OReole-FM: successes and challenges toward billion-parameter foundation models for high-resolution satellite imagery

Philipe Dias,Aristeidis Tsaris,Jordan Bowman,Abhishek Potnis,Jacob Arndt,H. Lexie Yang,Dalton Lunga
DOI: https://doi.org/10.1145/3678717.3691292
2024-10-26
Abstract:While the pretraining of Foundation Models (FMs) for remote sensing (RS) imagery is on the rise, models remain restricted to a few hundred million parameters. Scaling models to billions of parameters has been shown to yield unprecedented benefits including emergent abilities, but requires data scaling and computing resources typically not available outside industry R&D labs. In this work, we pair high-performance computing resources including Frontier supercomputer, America's first exascale system, and high-resolution optical RS data to pretrain billion-scale FMs. Our study assesses performance of different pretrained variants of vision Transformers across image classification, semantic segmentation and object detection benchmarks, which highlight the importance of data scaling for effective model scaling. Moreover, we discuss construction of a novel TIU pretraining dataset, model initialization, with data and pretrained models intended for public release.

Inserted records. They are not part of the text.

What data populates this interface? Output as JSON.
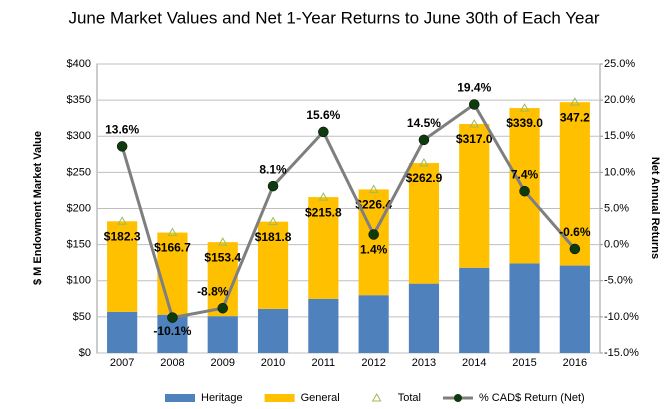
{
  "chart_data": {
    "type": "bar",
    "stacked": true,
    "title": "June Market Values and Net 1-Year Returns to June 30th of Each Year",
    "ylabel": "$ M Endowment Market Value",
    "y2label": "Net Annual Returns",
    "categories": [
      "2007",
      "2008",
      "2009",
      "2010",
      "2011",
      "2012",
      "2013",
      "2014",
      "2015",
      "2016"
    ],
    "series": [
      {
        "name": "Heritage",
        "color": "#4f81bd",
        "values": [
          57,
          53,
          51,
          61,
          75,
          80,
          96,
          118,
          124,
          121
        ]
      },
      {
        "name": "General",
        "color": "#ffc000",
        "values": [
          125.3,
          113.7,
          102.4,
          120.8,
          140.8,
          146.4,
          166.9,
          199.0,
          215.0,
          226.2
        ]
      },
      {
        "name": "Total",
        "type": "marker",
        "color": "#9bbb59",
        "values": [
          182.3,
          166.7,
          153.4,
          181.8,
          215.8,
          226.4,
          262.9,
          317.0,
          339.0,
          347.2
        ],
        "value_labels": [
          "$182.3",
          "$166.7",
          "$153.4",
          "$181.8",
          "$215.8",
          "$226.4",
          "$262.9",
          "$317.0",
          "$339.0",
          "347.2"
        ]
      },
      {
        "name": "% CAD$ Return (Net)",
        "type": "line",
        "axis": "y2",
        "color": "#7f7f7f",
        "marker_color": "#0d3b0d",
        "values": [
          13.6,
          -10.1,
          -8.8,
          8.1,
          15.6,
          1.4,
          14.5,
          19.4,
          7.4,
          -0.6
        ],
        "value_labels": [
          "13.6%",
          "-10.1%",
          "-8.8%",
          "8.1%",
          "15.6%",
          "1.4%",
          "14.5%",
          "19.4%",
          "7.4%",
          "-0.6%"
        ]
      }
    ],
    "ylim": [
      0,
      400
    ],
    "yticks": [
      {
        "value": 0,
        "label": "$0"
      },
      {
        "value": 50,
        "label": "$50"
      },
      {
        "value": 100,
        "label": "$100"
      },
      {
        "value": 150,
        "label": "$150"
      },
      {
        "value": 200,
        "label": "$200"
      },
      {
        "value": 250,
        "label": "$250"
      },
      {
        "value": 300,
        "label": "$300"
      },
      {
        "value": 350,
        "label": "$350"
      },
      {
        "value": 400,
        "label": "$400"
      }
    ],
    "y2lim": [
      -15,
      25
    ],
    "y2ticks": [
      {
        "value": -15,
        "label": "-15.0%"
      },
      {
        "value": -10,
        "label": "-10.0%"
      },
      {
        "value": -5,
        "label": "-5.0%"
      },
      {
        "value": 0,
        "label": "0.0%"
      },
      {
        "value": 5,
        "label": "5.0%"
      },
      {
        "value": 10,
        "label": "10.0%"
      },
      {
        "value": 15,
        "label": "15.0%"
      },
      {
        "value": 20,
        "label": "20.0%"
      },
      {
        "value": 25,
        "label": "25.0%"
      }
    ],
    "grid": true,
    "legend": "bottom"
  }
}
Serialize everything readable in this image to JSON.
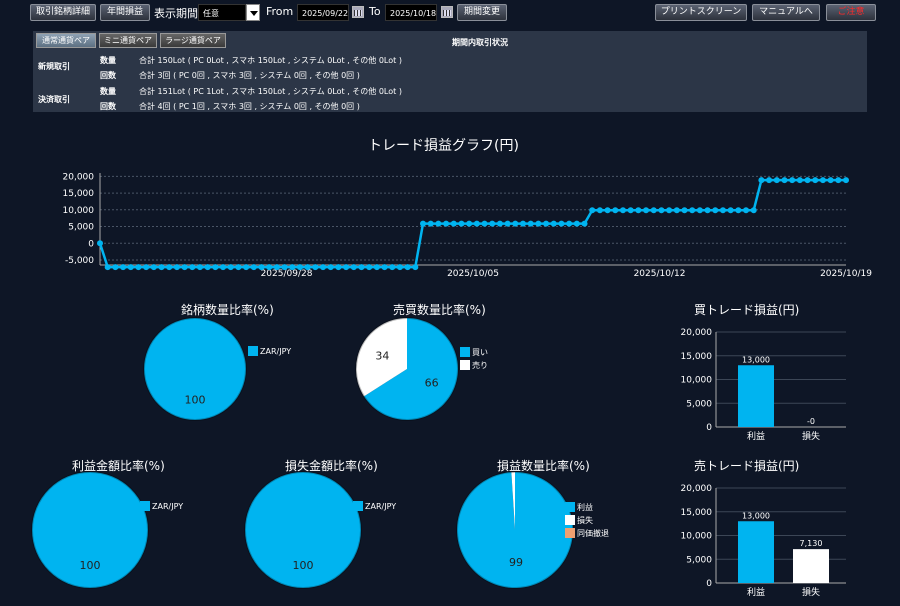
{
  "toolbar": {
    "detail_button": "取引銘柄詳細",
    "annual_button": "年間損益",
    "period_label": "表示期間",
    "period_select": "任意",
    "from_label": "From",
    "from_date": "2025/09/22",
    "to_label": "To",
    "to_date": "2025/10/18",
    "change_period_button": "期間変更",
    "print_button": "プリントスクリーン",
    "manual_button": "マニュアルへ",
    "close_button": "ご注意"
  },
  "summary": {
    "tabs": [
      "通常通貨ペア",
      "ミニ通貨ペア",
      "ラージ通貨ペア"
    ],
    "header": "期間内取引状況",
    "new_label": "新規取引",
    "settle_label": "決済取引",
    "qty_label": "数量",
    "count_label": "回数",
    "new_qty": "合計 150Lot ( PC 0Lot , スマホ 150Lot , システム 0Lot , その他 0Lot )",
    "new_count": "合計 3回 ( PC 0回 , スマホ 3回 , システム 0回 , その他 0回 )",
    "settle_qty": "合計 151Lot ( PC 1Lot , スマホ 150Lot , システム 0Lot , その他 0Lot )",
    "settle_count": "合計 4回 ( PC 1回 , スマホ 3回 , システム 0回 , その他 0回 )"
  },
  "colors": {
    "accent": "#00b4f0",
    "background": "#0e1626",
    "panel": "#2c3647",
    "loss": "#ffffff",
    "even": "#f0a070"
  },
  "chart_data": [
    {
      "type": "line",
      "title": "トレード損益グラフ(円)",
      "yticks": [
        "20,000",
        "15,000",
        "10,000",
        "5,000",
        "0",
        "-5,000"
      ],
      "ylim": [
        -6500,
        21000
      ],
      "xticks": [
        "2025/09/28",
        "2025/10/05",
        "2025/10/12",
        "2025/10/19"
      ],
      "xtick_index": [
        7,
        14,
        21,
        28
      ],
      "x_range": [
        0,
        28
      ],
      "values": [
        0,
        -7130,
        -7130,
        -7130,
        -7130,
        -7130,
        -7130,
        -7130,
        -7130,
        -7130,
        -7130,
        -7130,
        -7130,
        -7130,
        -7130,
        -7130,
        -7130,
        -7130,
        -7130,
        -7130,
        -7130,
        -7130,
        -7130,
        -7130,
        -7130,
        -7130,
        -7130,
        -7130,
        -7130,
        -7130,
        -7130,
        -7130,
        -7130,
        -7130,
        -7130,
        -7130,
        -7130,
        -7130,
        -7130,
        -7130,
        -7130,
        -7130,
        5870,
        5870,
        5870,
        5870,
        5870,
        5870,
        5870,
        5870,
        5870,
        5870,
        5870,
        5870,
        5870,
        5870,
        5870,
        5870,
        5870,
        5870,
        5870,
        5870,
        5870,
        5870,
        9870,
        9870,
        9870,
        9870,
        9870,
        9870,
        9870,
        9870,
        9870,
        9870,
        9870,
        9870,
        9870,
        9870,
        9870,
        9870,
        9870,
        9870,
        9870,
        9870,
        9870,
        9870,
        18870,
        18870,
        18870,
        18870,
        18870,
        18870,
        18870,
        18870,
        18870,
        18870,
        18870,
        18870
      ],
      "grid": true
    },
    {
      "type": "pie",
      "title": "銘柄数量比率(%)",
      "slices": [
        {
          "label": "ZAR/JPY",
          "value": 100,
          "color": "#00b4f0"
        }
      ]
    },
    {
      "type": "pie",
      "title": "売買数量比率(%)",
      "slices": [
        {
          "label": "買い",
          "value": 66,
          "color": "#00b4f0"
        },
        {
          "label": "売り",
          "value": 34,
          "color": "#ffffff"
        }
      ]
    },
    {
      "type": "pie",
      "title": "利益金額比率(%)",
      "slices": [
        {
          "label": "ZAR/JPY",
          "value": 100,
          "color": "#00b4f0"
        }
      ]
    },
    {
      "type": "pie",
      "title": "損失金額比率(%)",
      "slices": [
        {
          "label": "ZAR/JPY",
          "value": 100,
          "color": "#00b4f0"
        }
      ]
    },
    {
      "type": "pie",
      "title": "損益数量比率(%)",
      "slices": [
        {
          "label": "利益",
          "value": 99,
          "color": "#00b4f0"
        },
        {
          "label": "損失",
          "value": 1,
          "color": "#ffffff"
        },
        {
          "label": "同価撤退",
          "value": 0,
          "color": "#f0a070"
        }
      ]
    },
    {
      "type": "bar",
      "title": "買トレード損益(円)",
      "categories": [
        "利益",
        "損失"
      ],
      "values": [
        13000,
        0
      ],
      "labels": [
        "13,000",
        "-0"
      ],
      "yticks": [
        "20,000",
        "15,000",
        "10,000",
        "5,000",
        "0"
      ],
      "ylim": [
        0,
        20000
      ]
    },
    {
      "type": "bar",
      "title": "売トレード損益(円)",
      "categories": [
        "利益",
        "損失"
      ],
      "values": [
        13000,
        7130
      ],
      "labels": [
        "13,000",
        "7,130"
      ],
      "yticks": [
        "20,000",
        "15,000",
        "10,000",
        "5,000",
        "0"
      ],
      "ylim": [
        0,
        20000
      ]
    }
  ]
}
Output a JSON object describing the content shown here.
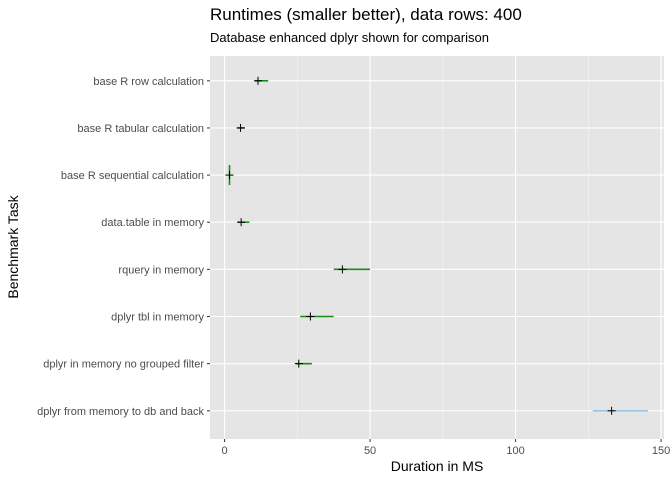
{
  "chart_data": {
    "type": "scatter",
    "title": "Runtimes (smaller better), data rows: 400",
    "subtitle": "Database enhanced dplyr shown for comparison",
    "xlabel": "Duration in MS",
    "ylabel": "Benchmark Task",
    "xlim": [
      -5,
      151
    ],
    "x_ticks": [
      0,
      50,
      100,
      150
    ],
    "grid": true,
    "colors": {
      "panel": "#e5e5e5",
      "grid_major": "#ffffff",
      "in_memory": "#1a8c1a",
      "database": "#9ac6e6",
      "marker": "#000000"
    },
    "categories": [
      "base R row calculation",
      "base R tabular calculation",
      "base R sequential calculation",
      "data.table in memory",
      "rquery in memory",
      "dplyr tbl in memory",
      "dplyr in memory no grouped filter",
      "dplyr from memory to db and back"
    ],
    "series": [
      {
        "values": [
          {
            "task": "base R row calculation",
            "min": 10.5,
            "max": 15.0,
            "point": 11.5,
            "group": "in_memory"
          },
          {
            "task": "base R tabular calculation",
            "min": 4.5,
            "max": 7.0,
            "point": 5.5,
            "group": "in_memory"
          },
          {
            "task": "base R sequential calculation",
            "min": 1.5,
            "max": 1.9,
            "point": 1.7,
            "group": "in_memory"
          },
          {
            "task": "data.table in memory",
            "min": 4.5,
            "max": 8.5,
            "point": 5.7,
            "group": "in_memory"
          },
          {
            "task": "rquery in memory",
            "min": 37.5,
            "max": 50.0,
            "point": 40.5,
            "group": "in_memory"
          },
          {
            "task": "dplyr tbl in memory",
            "min": 26.0,
            "max": 37.5,
            "point": 29.5,
            "group": "in_memory"
          },
          {
            "task": "dplyr in memory no grouped filter",
            "min": 24.5,
            "max": 30.0,
            "point": 25.5,
            "group": "in_memory"
          },
          {
            "task": "dplyr from memory to db and back",
            "min": 126.5,
            "max": 145.5,
            "point": 133.0,
            "group": "database"
          }
        ]
      }
    ]
  }
}
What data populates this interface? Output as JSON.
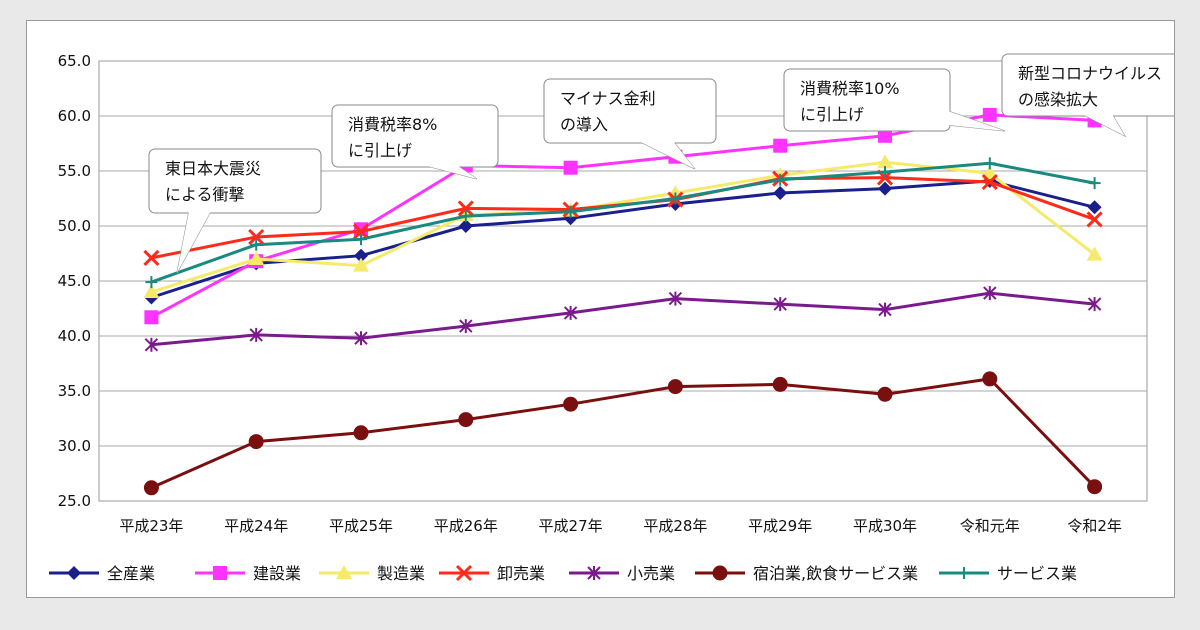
{
  "chart_data": {
    "type": "line",
    "categories": [
      "平成23年",
      "平成24年",
      "平成25年",
      "平成26年",
      "平成27年",
      "平成28年",
      "平成29年",
      "平成30年",
      "令和元年",
      "令和2年"
    ],
    "ylim": [
      25.0,
      65.0
    ],
    "yticks": [
      "65.0",
      "60.0",
      "55.0",
      "50.0",
      "45.0",
      "40.0",
      "35.0",
      "30.0",
      "25.0"
    ],
    "grid": "horizontal",
    "legend_position": "bottom",
    "series": [
      {
        "name": "全産業",
        "color": "#1a1f8c",
        "marker": "diamond",
        "values": [
          43.5,
          46.6,
          47.3,
          50.0,
          50.7,
          52.0,
          53.0,
          53.4,
          54.1,
          51.7
        ]
      },
      {
        "name": "建設業",
        "color": "#ff33ff",
        "marker": "square",
        "values": [
          41.7,
          46.8,
          49.7,
          55.5,
          55.3,
          56.3,
          57.3,
          58.2,
          60.1,
          59.6
        ]
      },
      {
        "name": "製造業",
        "color": "#f5ea6a",
        "marker": "triangle",
        "values": [
          44.0,
          47.0,
          46.4,
          51.0,
          51.4,
          53.0,
          54.6,
          55.8,
          54.8,
          47.4
        ]
      },
      {
        "name": "卸売業",
        "color": "#ff2a1a",
        "marker": "x",
        "values": [
          47.1,
          49.0,
          49.5,
          51.6,
          51.5,
          52.4,
          54.3,
          54.4,
          54.0,
          50.6
        ]
      },
      {
        "name": "小売業",
        "color": "#7a1a8c",
        "marker": "star",
        "values": [
          39.2,
          40.1,
          39.8,
          40.9,
          42.1,
          43.4,
          42.9,
          42.4,
          43.9,
          42.9
        ]
      },
      {
        "name": "宿泊業,飲食サービス業",
        "color": "#7a0f0f",
        "marker": "circle",
        "values": [
          26.2,
          30.4,
          31.2,
          32.4,
          33.8,
          35.4,
          35.6,
          34.7,
          36.1,
          26.3
        ]
      },
      {
        "name": "サービス業",
        "color": "#1a8a80",
        "marker": "plus",
        "values": [
          44.9,
          48.3,
          48.8,
          50.9,
          51.3,
          52.5,
          54.2,
          54.9,
          55.7,
          53.9
        ]
      }
    ],
    "annotations": [
      {
        "lines": [
          "東日本大震災",
          "による衝撃"
        ],
        "category_index": 0,
        "value": 47.1
      },
      {
        "lines": [
          "消費税率8%",
          "に引上げ"
        ],
        "category_index": 3,
        "value": 55.5
      },
      {
        "lines": [
          "マイナス金利",
          "の導入"
        ],
        "category_index": 5,
        "value": 56.3
      },
      {
        "lines": [
          "消費税率10%",
          "に引上げ"
        ],
        "category_index": 8,
        "value": 60.1
      },
      {
        "lines": [
          "新型コロナウイルス",
          "の感染拡大"
        ],
        "category_index": 9,
        "value": 59.6
      }
    ]
  }
}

By discussing technical challenges and details often lacking in the related literature, this work is intended to offer best practices to the geospatial community toward efficient training and benchmarking of larger FMs.
Computer Vision and Pattern Recognition,Artificial Intelligence,Distributed, Parallel, and Cluster Computing
What problem does this paper attempt to address?
The problems that this paper attempts to solve mainly focus on the following aspects: 1. **Application of large - scale models on remote sensing images**: Currently, the number of parameters in basic remote - sensing - image models (FMs) is usually limited to within a few hundred million parameters, while large - scale models (such as models with billions of parameters) have already shown significant advantages in the fields of natural - language processing and computer vision, including emergent abilities. Therefore, the paper aims to explore how to apply these advantages to the analysis of high - resolution satellite images. 2. **Challenges of data and computing resources**: Training large - scale models requires a large amount of data and high - performance computing resources, which are usually difficult to obtain in academia. By using Frontier, the first exascale supercomputer in the United States, the paper explores how to overcome these challenges and provides effective practical methods. 3. **Model architecture and pre - training strategies**: The paper introduces several Vision Transformer (ViT) variants of different sizes and evaluates their performance in tasks such as image classification, semantic segmentation, and object detection. In addition, the paper also discusses technical details in aspects such as model initialization, dataset construction, and pre - training strategies. 4. **Model generalization ability and label efficiency**: An important advantage of large - scale models is their generalization ability across different tasks and the reduced need for labeled data. The paper verifies these advantages through experiments and discusses how to further improve the model's generalization ability and label efficiency. 5. **Challenges of standardized benchmark testing**: The paper points out that many existing studies lack detailed information on reproducibility, especially in the evaluation of downstream tasks. Therefore, the paper emphasizes the importance of establishing standardized benchmark testing and puts forward some specific suggestions. In summary, the main purpose of this paper is to explore the application potential of large - scale models in high - resolution satellite - image analysis through their training and evaluation, and to provide relevant technical details and best practices to promote the further development of this field.